The Ohio Seventh District Court of Appeals is one of the twelve Ohio District Courts of Appeal, the state intermediate appellate courts of Ohio. It has jurisdiction over eight counties: Belmont, Carroll, Columbiana, Harrison, Jefferson, Mahoning, Monroe, and Noble.

When a lower court in one of those eight counties has issued a final appealable order, the parties generally have the right to one appeal to the court of appeals. A further appeal may be attempted to the Ohio Supreme Court (which has discretionary jurisdiction and elects to hear a comparably small number of cases).

== Judges ==

The Seventh District Court of Appeals is composed of four judges, each elected to six-year terms by the citizens of the eight counties in the district. Ohio Law requires that a person running for election as an appellate judge must have been licensed as an attorney in Ohio for at least six years or have served as a judge in any jurisdiction for at least six years. The current judges of the court (as of October 2022) are:

| Judge (party) | Joined Court | Term ends |
|---|---|---|
| Mark A. Hanni (R) | February 9, 2023 | February 8, 2029 |
| Cheryl L. Waite (D) | February 10, 1997 | February 9, 2027 |
| Carol Ann Robb (R) | February 9, 2015 | February 8, 2027 |
| Katelyn Dickey (R) | April 10, 2024 | February 8, 2025 |

Each case on appeal is decided by a panel of three judges.
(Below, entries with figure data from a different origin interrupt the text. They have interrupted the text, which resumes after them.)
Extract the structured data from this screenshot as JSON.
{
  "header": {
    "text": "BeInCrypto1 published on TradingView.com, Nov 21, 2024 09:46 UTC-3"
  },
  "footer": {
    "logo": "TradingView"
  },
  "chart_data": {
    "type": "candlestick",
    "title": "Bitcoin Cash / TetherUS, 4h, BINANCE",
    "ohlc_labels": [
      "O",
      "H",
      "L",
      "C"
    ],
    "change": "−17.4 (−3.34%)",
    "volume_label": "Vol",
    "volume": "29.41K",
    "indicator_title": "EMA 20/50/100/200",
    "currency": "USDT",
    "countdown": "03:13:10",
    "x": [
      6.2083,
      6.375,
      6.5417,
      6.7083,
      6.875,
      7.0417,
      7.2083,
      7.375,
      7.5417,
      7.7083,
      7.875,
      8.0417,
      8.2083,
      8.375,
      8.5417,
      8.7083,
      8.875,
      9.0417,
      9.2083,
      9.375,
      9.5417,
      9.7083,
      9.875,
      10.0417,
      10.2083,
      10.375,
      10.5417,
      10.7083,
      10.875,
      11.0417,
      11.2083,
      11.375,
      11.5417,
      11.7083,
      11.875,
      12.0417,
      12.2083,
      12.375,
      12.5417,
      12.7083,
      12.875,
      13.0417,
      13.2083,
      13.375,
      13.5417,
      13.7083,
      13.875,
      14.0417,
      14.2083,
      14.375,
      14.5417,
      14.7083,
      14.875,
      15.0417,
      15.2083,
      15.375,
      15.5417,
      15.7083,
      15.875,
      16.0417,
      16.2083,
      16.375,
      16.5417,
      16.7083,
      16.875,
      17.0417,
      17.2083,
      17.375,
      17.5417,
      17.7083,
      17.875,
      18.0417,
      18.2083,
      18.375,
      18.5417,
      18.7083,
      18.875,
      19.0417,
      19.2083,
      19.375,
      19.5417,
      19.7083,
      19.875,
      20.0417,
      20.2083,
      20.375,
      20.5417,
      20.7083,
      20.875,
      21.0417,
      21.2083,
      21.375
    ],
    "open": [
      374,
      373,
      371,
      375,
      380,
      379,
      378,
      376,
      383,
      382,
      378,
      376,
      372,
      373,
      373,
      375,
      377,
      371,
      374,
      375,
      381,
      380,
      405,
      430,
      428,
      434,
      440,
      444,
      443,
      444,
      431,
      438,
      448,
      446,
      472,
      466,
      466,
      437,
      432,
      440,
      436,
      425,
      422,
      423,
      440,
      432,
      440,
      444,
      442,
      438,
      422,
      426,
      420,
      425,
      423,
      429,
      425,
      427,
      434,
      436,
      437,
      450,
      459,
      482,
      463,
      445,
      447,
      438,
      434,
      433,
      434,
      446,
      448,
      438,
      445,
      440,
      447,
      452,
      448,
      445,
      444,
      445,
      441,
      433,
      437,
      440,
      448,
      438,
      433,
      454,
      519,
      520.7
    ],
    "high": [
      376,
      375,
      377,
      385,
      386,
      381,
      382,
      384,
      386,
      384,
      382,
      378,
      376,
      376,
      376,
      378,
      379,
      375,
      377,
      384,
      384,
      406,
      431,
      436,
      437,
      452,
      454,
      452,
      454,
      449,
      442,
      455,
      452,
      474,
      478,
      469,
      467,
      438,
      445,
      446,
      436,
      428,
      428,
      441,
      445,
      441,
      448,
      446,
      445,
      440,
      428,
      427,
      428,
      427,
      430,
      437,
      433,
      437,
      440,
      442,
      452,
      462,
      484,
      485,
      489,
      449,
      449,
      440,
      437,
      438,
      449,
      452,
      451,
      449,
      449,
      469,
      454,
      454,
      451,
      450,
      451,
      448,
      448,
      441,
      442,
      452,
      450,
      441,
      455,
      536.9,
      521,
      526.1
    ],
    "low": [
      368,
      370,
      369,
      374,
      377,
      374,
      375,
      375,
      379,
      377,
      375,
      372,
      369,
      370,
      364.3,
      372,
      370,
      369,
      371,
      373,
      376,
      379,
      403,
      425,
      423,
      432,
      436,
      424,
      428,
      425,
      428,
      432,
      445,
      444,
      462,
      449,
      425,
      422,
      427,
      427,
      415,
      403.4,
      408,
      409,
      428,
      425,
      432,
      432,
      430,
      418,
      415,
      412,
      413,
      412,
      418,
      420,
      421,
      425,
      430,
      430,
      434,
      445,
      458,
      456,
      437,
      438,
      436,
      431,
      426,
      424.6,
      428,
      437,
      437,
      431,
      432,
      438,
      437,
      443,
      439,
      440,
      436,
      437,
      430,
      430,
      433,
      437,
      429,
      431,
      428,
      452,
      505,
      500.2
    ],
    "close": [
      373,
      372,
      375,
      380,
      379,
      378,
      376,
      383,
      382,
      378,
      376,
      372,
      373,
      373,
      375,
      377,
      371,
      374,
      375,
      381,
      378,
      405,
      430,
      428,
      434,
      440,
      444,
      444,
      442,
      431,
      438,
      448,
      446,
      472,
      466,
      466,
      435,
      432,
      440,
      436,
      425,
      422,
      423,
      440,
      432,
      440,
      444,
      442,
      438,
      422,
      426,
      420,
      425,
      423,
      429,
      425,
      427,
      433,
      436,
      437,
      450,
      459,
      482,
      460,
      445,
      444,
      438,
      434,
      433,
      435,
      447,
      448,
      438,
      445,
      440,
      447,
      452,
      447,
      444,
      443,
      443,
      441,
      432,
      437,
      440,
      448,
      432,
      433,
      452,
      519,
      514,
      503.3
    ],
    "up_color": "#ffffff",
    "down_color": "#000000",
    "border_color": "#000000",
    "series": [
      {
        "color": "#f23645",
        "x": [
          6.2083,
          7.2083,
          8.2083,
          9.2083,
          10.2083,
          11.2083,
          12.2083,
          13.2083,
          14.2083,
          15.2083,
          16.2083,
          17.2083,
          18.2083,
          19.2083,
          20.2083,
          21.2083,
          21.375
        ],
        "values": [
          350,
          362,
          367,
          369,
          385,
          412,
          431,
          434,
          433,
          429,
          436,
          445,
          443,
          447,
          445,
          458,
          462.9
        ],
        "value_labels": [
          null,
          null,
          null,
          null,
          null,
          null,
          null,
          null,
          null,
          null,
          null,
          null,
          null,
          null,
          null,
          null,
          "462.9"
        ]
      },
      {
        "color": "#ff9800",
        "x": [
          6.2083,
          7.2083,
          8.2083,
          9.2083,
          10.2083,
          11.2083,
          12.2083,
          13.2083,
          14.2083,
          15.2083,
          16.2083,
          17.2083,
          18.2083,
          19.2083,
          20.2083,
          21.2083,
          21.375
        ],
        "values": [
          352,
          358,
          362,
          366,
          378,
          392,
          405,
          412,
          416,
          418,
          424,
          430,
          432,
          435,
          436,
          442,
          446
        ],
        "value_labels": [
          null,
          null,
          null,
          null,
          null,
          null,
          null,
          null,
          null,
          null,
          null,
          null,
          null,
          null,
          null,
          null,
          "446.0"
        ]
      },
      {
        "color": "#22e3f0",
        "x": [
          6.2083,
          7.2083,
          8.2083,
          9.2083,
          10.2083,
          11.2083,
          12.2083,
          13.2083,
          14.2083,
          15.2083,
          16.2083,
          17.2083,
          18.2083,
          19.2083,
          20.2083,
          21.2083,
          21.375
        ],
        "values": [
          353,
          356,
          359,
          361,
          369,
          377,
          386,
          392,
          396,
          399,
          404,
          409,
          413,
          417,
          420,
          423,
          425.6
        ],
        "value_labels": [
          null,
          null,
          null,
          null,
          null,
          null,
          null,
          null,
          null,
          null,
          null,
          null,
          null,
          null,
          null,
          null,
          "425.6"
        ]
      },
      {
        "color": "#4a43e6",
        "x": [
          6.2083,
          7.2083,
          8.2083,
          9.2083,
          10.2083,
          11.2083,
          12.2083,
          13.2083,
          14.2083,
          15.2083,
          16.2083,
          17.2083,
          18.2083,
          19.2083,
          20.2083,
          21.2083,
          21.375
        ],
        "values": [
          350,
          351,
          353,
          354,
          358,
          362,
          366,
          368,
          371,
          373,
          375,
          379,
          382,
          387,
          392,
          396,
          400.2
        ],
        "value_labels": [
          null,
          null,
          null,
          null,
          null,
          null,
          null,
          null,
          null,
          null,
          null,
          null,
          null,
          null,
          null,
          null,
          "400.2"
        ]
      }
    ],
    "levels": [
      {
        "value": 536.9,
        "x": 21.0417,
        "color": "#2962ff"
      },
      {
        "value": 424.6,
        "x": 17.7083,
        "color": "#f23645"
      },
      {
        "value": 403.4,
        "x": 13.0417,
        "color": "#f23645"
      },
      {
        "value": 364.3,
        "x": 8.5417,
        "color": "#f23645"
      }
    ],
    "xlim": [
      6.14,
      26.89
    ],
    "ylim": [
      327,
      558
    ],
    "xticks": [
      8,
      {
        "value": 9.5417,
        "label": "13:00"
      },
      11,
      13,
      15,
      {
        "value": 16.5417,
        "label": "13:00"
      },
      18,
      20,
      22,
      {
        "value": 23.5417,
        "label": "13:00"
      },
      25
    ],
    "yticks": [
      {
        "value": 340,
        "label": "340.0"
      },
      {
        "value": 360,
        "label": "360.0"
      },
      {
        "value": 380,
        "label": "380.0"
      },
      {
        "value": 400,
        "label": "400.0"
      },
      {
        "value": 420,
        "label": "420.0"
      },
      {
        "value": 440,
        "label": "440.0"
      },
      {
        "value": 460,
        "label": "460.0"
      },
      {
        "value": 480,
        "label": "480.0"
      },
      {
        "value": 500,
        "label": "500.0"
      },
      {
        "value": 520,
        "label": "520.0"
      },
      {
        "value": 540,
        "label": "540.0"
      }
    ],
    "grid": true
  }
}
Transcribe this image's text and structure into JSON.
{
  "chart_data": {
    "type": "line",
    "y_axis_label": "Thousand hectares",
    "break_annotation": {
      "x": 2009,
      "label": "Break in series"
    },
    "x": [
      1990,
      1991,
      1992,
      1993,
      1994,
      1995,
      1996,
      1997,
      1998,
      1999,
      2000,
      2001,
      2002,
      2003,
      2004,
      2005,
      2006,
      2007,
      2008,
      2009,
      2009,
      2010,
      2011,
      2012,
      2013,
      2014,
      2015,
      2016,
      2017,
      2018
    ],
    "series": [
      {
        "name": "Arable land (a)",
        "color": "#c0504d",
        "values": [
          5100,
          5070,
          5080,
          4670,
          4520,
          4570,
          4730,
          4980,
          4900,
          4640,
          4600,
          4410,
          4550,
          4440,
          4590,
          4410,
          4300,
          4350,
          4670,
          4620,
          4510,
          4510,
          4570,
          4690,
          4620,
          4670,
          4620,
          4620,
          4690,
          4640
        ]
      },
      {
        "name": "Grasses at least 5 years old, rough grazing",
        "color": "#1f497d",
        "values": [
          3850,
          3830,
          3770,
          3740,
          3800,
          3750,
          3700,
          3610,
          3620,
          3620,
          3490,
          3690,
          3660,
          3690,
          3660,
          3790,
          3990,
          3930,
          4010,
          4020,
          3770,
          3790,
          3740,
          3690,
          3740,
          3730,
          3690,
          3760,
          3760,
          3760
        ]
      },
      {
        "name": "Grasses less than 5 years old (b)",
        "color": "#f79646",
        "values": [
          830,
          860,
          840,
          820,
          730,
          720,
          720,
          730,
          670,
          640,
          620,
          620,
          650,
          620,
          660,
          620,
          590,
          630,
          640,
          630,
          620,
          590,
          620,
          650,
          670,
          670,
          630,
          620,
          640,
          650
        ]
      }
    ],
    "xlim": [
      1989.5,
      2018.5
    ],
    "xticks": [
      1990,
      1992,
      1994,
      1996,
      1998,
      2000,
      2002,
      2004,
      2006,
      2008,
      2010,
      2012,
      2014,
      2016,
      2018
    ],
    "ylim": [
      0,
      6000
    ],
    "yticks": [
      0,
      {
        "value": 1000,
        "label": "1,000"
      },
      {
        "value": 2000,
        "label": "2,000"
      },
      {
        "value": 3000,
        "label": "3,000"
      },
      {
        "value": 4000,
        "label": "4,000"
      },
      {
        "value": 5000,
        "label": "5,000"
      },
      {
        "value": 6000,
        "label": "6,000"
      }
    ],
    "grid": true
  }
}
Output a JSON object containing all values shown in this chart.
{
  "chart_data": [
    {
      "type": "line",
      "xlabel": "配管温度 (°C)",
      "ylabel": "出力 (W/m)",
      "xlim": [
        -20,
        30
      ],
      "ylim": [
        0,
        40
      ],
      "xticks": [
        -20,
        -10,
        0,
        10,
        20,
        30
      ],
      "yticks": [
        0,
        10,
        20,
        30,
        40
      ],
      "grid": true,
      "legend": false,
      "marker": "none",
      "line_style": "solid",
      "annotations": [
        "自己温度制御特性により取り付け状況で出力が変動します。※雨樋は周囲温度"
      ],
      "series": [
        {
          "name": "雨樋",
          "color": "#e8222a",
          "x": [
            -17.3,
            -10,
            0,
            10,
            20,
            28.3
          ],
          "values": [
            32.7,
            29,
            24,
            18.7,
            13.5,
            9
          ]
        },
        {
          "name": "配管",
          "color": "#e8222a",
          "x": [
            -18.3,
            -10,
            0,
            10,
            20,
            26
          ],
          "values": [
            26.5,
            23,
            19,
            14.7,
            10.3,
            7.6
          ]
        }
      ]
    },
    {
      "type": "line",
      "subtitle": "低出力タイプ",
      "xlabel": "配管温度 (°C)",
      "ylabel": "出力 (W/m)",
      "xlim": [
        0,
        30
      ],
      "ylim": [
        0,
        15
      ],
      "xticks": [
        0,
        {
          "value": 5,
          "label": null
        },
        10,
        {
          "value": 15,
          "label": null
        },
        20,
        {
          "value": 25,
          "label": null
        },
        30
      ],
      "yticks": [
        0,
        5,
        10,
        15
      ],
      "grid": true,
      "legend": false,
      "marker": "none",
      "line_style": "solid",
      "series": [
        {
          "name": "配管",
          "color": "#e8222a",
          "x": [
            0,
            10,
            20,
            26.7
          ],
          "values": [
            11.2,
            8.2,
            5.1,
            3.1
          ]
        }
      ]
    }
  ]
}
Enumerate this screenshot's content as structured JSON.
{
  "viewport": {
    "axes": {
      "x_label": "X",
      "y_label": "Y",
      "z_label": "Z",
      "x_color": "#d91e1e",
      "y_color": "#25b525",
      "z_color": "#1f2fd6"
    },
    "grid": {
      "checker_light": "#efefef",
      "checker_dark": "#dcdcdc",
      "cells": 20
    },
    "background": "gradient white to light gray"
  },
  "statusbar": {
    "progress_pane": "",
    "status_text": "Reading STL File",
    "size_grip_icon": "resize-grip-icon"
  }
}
Cases are decided through a review of the record of the inferior court or tribunal, as informed by the briefs submitted by the parties and by oral argument (if requested by either party). New evidence is not permitted to be introduced on appeal.

== Seventh District Court of Appeals Building ==

In June 2006, the Seventh District Court of Appeals unveiled a new courthouse in downtown Youngstown, Ohio. From 1912 until 2006 the court had been located nearby on the fourth floor of the Mahoning County Courthouse. The Court address is 131 West Federal Street, Youngstown, Ohio 44503.